Research

– 10 min read

Becoming self-instruct: introducing early stopping criteria for minimal instruct tuning

Avatar photo

Writer Team   |  July 5, 2023

Feature image research

In this paper, we introduce the Instruction Following Score (IFS), a metric for instruction following. The metric detects language models’ ability to follow instructions. First, IFS can distinguish between base and instruct models. We benchmark public bases and models, showing they’re well-formatted responses to partial and full sentences are effective. The metric can be used as a measure between model classes.

We compute IFS for Supervised early stopping. Follow instructions early and fine tune later. As an example, we show model predictions are objective. We show that the auxiliary metric ObjecQA can cause semantic changes. When IFS decomposes, it steepens. IFS and semantic factors start a controllable instruct trend. Tuning and querying opens minimal instruct interfaces Foundation models are short-lived.

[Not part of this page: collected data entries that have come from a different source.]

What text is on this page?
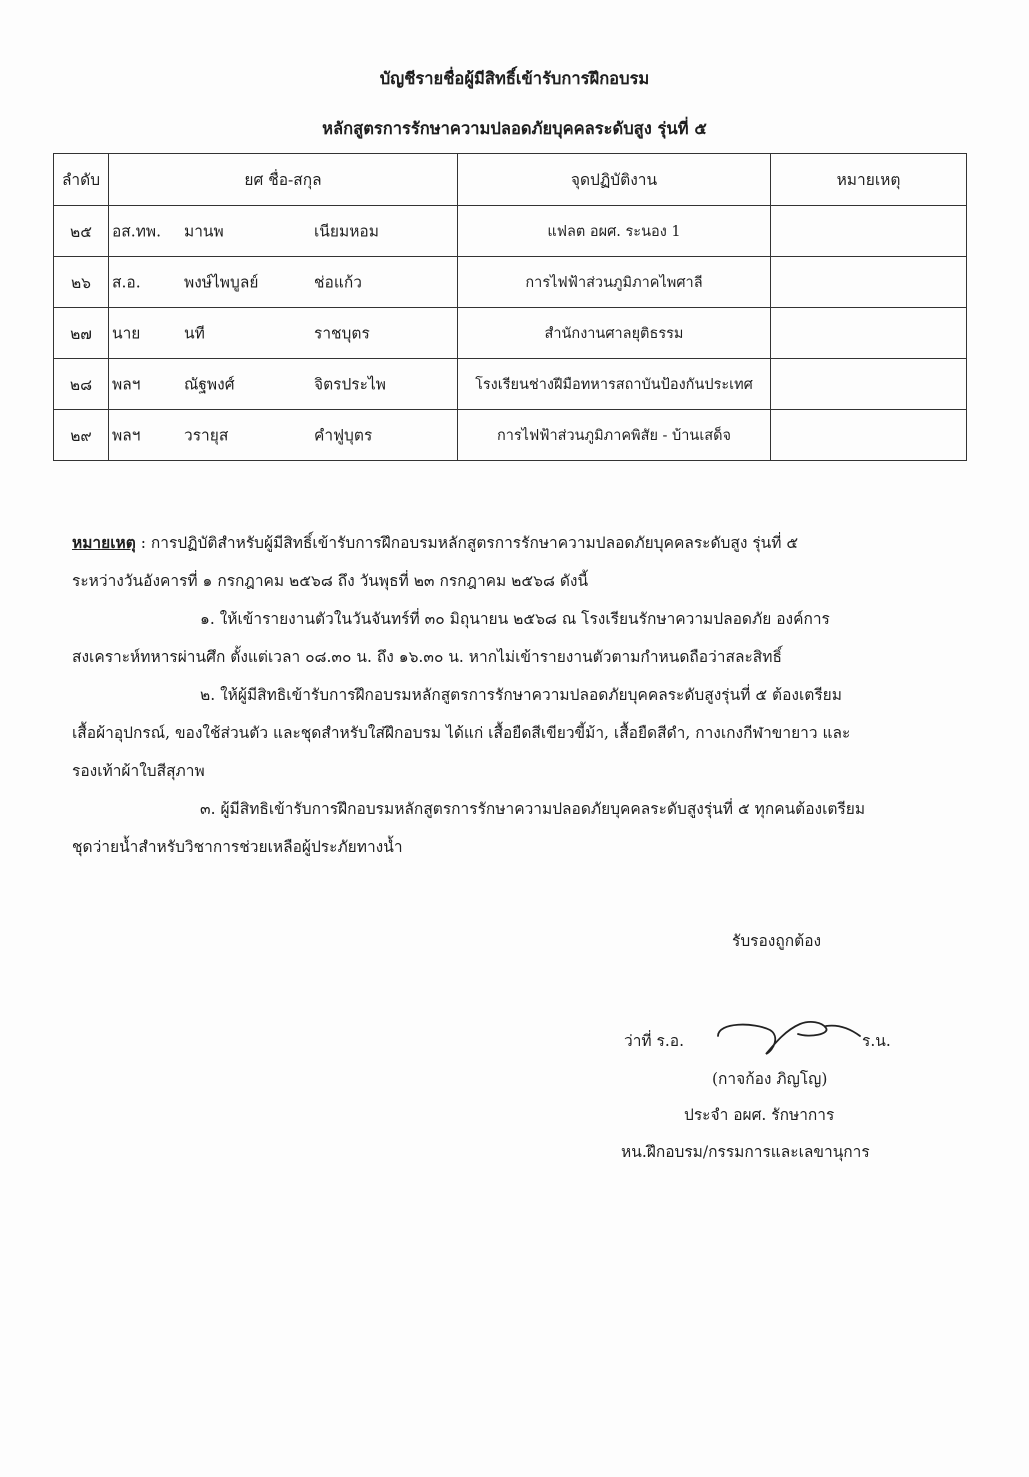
บัญชีรายชื่อผู้มีสิทธิ์เข้ารับการฝึกอบรม
หลักสูตรการรักษาความปลอดภัยบุคคลระดับสูง รุ่นที่ ๕
ลำดับ	ยศ ชื่อ-สกุล	จุดปฏิบัติงาน	หมายเหตุ
๒๕	อส.ทพ. มานพ เนียมหอม	แฟลต อผศ. ระนอง 1	
๒๖	ส.อ. พงษ์ไพบูลย์ ช่อแก้ว	การไฟฟ้าส่วนภูมิภาคไพศาลี	
๒๗	นาย นที ราชบุตร	สำนักงานศาลยุติธรรม	
๒๘	พลฯ ณัฐพงศ์ จิตรประไพ	โรงเรียนช่างฝีมือทหารสถาบันป้องกันประเทศ	
๒๙	พลฯ วรายุส คำฟูบุตร	การไฟฟ้าส่วนภูมิภาคพิสัย - บ้านเสด็จ	

หมายเหตุ : การปฏิบัติสำหรับผู้มีสิทธิ์เข้ารับการฝึกอบรมหลักสูตรการรักษาความปลอดภัยบุคคลระดับสูง รุ่นที่ ๕

ระหว่างวันอังคารที่ ๑ กรกฎาคม ๒๕๖๘ ถึง วันพุธที่ ๒๓ กรกฎาคม ๒๕๖๘ ดังนี้

๑. ให้เข้ารายงานตัวในวันจันทร์ที่ ๓๐ มิถุนายน ๒๕๖๘ ณ โรงเรียนรักษาความปลอดภัย องค์การ

สงเคราะห์ทหารผ่านศึก ตั้งแต่เวลา ๐๘.๓๐ น. ถึง ๑๖.๓๐ น. หากไม่เข้ารายงานตัวตามกำหนดถือว่าสละสิทธิ์

๒. ให้ผู้มีสิทธิเข้ารับการฝึกอบรมหลักสูตรการรักษาความปลอดภัยบุคคลระดับสูงรุ่นที่ ๕ ต้องเตรียม

เสื้อผ้าอุปกรณ์, ของใช้ส่วนตัว และชุดสำหรับใส่ฝึกอบรม ได้แก่ เสื้อยืดสีเขียวขี้ม้า, เสื้อยืดสีดำ, กางเกงกีฬาขายาว และ

รองเท้าผ้าใบสีสุภาพ

๓. ผู้มีสิทธิเข้ารับการฝึกอบรมหลักสูตรการรักษาความปลอดภัยบุคคลระดับสูงรุ่นที่ ๕ ทุกคนต้องเตรียม

ชุดว่ายน้ำสำหรับวิชาการช่วยเหลือผู้ประภัยทางน้ำ

รับรองถูกต้อง
ว่าที่ ร.อ.	ร.น.
(กาจก้อง ภิญโญ)
ประจำ อผศ. รักษาการ
หน.ฝึกอบรม/กรรมการและเลขานุการ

Key findings and takeaways

  • Introduction of IFS: The Instruction Following Score (IFS) is a crucial development for evaluating language models’ ability to follow instructions, providing a clear metric to gauge performance.
  • Utility of IFS: IFS serves as an early stopping criterion in the instruct tuning process, indicating when a model has effectively learned to follow instructions, as evidenced by a plateau in the IFS.
  • Differences between models: There is a distinct difference between base models and instruct models in terms of instruction-following capabilities, with instruct models being superior in maintaining a conversational tone.
  • Impact of fine-tuning: Further fine-tuning of instruct models can alter the underlying semantics of the base model, especially noted when the IFS plateaus, suggesting a saturation point in learning to follow instructions.

This paper provides valuable insights into the development and refinement of language models that are better suited to interact in instruction-based settings.